THE CULTURAL TIGHTROPE
BARNEY GRIFFITHS
Zen and the art of umbrella usage
...my son couldn't help but laugh out loud when he saw people walking around Manchester in the rain without an umbrella
First, an admission: despite the above title I'm not going to mention Zen. It's a reference to a book by Robert M. Pirsig - Zen and the art of motorcycle maintenance - which had a huge impact on my own worldview as a confused young western man travelling the world in the late eighties and early nineties. So I just wanted to slip it in somewhere. As you will see, my short treatise on umbrella use falls somewhat short of the genius of that book.
Why umbrellas? Well, I grew up in Manchester, where they enjoy far more prominence than in most other places, due to what might be termed the rather inclement weather. And walking down a street in Manchester with my son recently, in the wind and rain, of course, made me realise that having been born and raised in Catalonia he had not yet received the umbrella training required if you are to survive the challenges of a Manchester winter. Because, you see, other places may suffer higher rainfall and stronger winds, but there are few places where you so often get the perfect combination of the two that can see you blown halfway down the street and saturated in a space of seconds, thus making the rest of your day traipsing around the shops a fairly uncomfortable one.
But before broaching advanced umbrella usage, we had to start with some basics, including when and how to use an umbrella. Regarding the former, my son couldn't help but laugh out loud when he saw people walking around Manchester in the rain without an umbrella, at which point I was duty bound to explain that what he thinks of as rain is to locals merely heavy drizzle, and no self-respecting Mancunian needs an umbrella for a bit of drizzle. As for the how, I emphasised, after he almost took someone's eye out, the need among those unaccustomed to using umbrellas - and I'm talking to you now, my Catalan friends - for a constant awareness of the umbrella's circumference and the height at which it is being held if accidents are to be avoided.

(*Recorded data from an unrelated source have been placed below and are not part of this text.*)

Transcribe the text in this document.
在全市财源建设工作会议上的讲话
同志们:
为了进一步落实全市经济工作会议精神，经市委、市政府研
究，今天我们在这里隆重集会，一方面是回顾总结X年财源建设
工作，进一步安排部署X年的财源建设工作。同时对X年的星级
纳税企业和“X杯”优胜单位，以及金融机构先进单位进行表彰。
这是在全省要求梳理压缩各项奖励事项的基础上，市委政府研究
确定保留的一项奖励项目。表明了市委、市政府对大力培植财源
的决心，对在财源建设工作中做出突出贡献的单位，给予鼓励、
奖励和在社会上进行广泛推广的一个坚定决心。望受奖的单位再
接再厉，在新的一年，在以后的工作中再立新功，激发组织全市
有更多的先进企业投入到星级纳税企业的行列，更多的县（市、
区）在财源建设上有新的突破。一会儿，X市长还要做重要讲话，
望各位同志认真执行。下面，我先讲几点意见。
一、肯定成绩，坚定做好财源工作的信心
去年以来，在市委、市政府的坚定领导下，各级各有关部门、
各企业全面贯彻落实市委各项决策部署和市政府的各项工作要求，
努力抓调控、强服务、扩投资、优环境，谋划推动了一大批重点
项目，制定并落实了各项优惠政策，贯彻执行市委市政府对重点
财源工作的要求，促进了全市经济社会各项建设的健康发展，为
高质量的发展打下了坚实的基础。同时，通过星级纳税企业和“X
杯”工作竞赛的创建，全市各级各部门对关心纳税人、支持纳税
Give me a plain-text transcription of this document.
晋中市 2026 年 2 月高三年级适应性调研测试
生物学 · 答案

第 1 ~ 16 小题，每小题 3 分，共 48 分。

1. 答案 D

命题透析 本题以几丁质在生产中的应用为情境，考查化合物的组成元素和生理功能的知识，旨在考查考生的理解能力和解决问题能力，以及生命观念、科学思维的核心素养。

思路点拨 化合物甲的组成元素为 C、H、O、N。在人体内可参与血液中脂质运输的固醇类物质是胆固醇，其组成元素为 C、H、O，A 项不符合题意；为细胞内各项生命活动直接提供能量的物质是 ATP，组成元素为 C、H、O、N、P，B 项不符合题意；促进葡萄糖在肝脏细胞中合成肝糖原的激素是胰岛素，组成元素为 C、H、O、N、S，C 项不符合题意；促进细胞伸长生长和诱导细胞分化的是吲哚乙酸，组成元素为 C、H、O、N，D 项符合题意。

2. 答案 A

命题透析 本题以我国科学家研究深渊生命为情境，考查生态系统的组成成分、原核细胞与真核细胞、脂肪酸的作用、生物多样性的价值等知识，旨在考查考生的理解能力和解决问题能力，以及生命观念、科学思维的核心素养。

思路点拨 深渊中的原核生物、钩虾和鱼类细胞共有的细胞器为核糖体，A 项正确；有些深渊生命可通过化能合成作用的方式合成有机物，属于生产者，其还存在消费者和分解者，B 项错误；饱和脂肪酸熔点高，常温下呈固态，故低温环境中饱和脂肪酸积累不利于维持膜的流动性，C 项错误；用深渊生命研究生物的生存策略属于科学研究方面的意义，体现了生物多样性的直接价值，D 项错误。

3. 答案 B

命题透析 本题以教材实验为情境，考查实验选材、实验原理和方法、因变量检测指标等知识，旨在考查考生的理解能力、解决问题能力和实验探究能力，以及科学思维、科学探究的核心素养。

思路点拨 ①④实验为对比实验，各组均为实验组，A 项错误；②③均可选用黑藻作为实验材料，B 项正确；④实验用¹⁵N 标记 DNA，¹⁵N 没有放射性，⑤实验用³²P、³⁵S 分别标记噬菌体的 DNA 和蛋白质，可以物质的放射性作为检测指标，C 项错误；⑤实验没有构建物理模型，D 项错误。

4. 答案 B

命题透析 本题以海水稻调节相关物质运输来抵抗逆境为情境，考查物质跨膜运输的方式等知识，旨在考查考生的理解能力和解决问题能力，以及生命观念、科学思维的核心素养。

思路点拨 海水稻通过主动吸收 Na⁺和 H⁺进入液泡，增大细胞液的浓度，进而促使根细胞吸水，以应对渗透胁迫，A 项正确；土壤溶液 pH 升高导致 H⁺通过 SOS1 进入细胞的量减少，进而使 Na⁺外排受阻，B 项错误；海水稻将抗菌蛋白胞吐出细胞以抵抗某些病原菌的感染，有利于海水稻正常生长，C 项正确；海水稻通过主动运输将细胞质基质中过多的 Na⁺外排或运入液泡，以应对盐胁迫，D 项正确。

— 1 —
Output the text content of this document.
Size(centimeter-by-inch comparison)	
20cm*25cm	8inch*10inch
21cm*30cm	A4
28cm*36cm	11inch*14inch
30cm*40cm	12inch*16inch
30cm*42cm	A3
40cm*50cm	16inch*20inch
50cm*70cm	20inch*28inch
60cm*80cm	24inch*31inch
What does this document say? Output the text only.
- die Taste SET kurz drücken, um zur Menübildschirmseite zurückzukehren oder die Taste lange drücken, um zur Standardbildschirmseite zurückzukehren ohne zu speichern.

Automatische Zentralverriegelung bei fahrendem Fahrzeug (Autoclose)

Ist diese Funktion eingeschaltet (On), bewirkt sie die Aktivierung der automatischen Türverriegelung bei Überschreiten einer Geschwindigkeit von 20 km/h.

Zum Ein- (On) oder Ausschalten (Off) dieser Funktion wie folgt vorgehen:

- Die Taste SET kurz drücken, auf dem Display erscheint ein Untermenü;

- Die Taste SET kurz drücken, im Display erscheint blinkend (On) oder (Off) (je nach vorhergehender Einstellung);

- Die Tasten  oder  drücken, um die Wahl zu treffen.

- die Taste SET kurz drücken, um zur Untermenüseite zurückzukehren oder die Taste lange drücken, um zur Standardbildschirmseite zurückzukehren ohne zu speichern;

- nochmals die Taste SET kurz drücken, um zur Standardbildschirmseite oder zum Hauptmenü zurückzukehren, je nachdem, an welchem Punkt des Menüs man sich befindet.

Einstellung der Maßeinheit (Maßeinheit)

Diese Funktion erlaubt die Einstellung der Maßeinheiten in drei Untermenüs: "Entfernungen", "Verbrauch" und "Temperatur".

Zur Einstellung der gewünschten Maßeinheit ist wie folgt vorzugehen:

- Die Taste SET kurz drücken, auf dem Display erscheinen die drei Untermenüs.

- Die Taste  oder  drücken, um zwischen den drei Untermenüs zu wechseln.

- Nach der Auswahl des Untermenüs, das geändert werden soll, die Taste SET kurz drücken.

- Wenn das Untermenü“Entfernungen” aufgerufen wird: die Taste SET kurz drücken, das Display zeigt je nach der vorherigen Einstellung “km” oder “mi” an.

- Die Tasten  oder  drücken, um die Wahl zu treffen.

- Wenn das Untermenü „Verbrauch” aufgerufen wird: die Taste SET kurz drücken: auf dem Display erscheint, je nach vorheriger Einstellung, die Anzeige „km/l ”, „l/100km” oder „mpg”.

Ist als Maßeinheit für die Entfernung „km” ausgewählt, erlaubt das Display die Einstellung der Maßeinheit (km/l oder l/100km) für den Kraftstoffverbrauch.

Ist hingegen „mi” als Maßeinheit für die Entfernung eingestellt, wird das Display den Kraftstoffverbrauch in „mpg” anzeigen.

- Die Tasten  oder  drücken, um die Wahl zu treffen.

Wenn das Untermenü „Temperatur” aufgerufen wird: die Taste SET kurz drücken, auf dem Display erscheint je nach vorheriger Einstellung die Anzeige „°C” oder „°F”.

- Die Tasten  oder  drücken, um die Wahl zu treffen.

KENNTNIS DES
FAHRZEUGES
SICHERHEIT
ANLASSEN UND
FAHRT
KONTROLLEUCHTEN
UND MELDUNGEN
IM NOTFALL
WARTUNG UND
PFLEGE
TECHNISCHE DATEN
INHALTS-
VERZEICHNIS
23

Back to the story: when I naively handed my son an umbrella as we emerged from a shop in central Manchester amidst gusts of wind and heavy rain, I found him making all the basic umbrella mistakes that you have learnt to avoid by the time you learn to walk if you grow up in Manchester. Turning his back on the wind, he unwittingly turned the umbrella into a parachute that lifted him off his feet and several yards down the road. Fortunately, central Manchester is, perhaps for this very reason, a pedestrian zone, and he only threatened to crash under the wheels of one of the numerous carts pushed around by the ubiquitous street vendors - the UK equivalent of top manta - rather than under the wheels of a bus. Suffice it to say, I have since given him a crash course on The art of umbrella usage. Zen, however, will have to wait.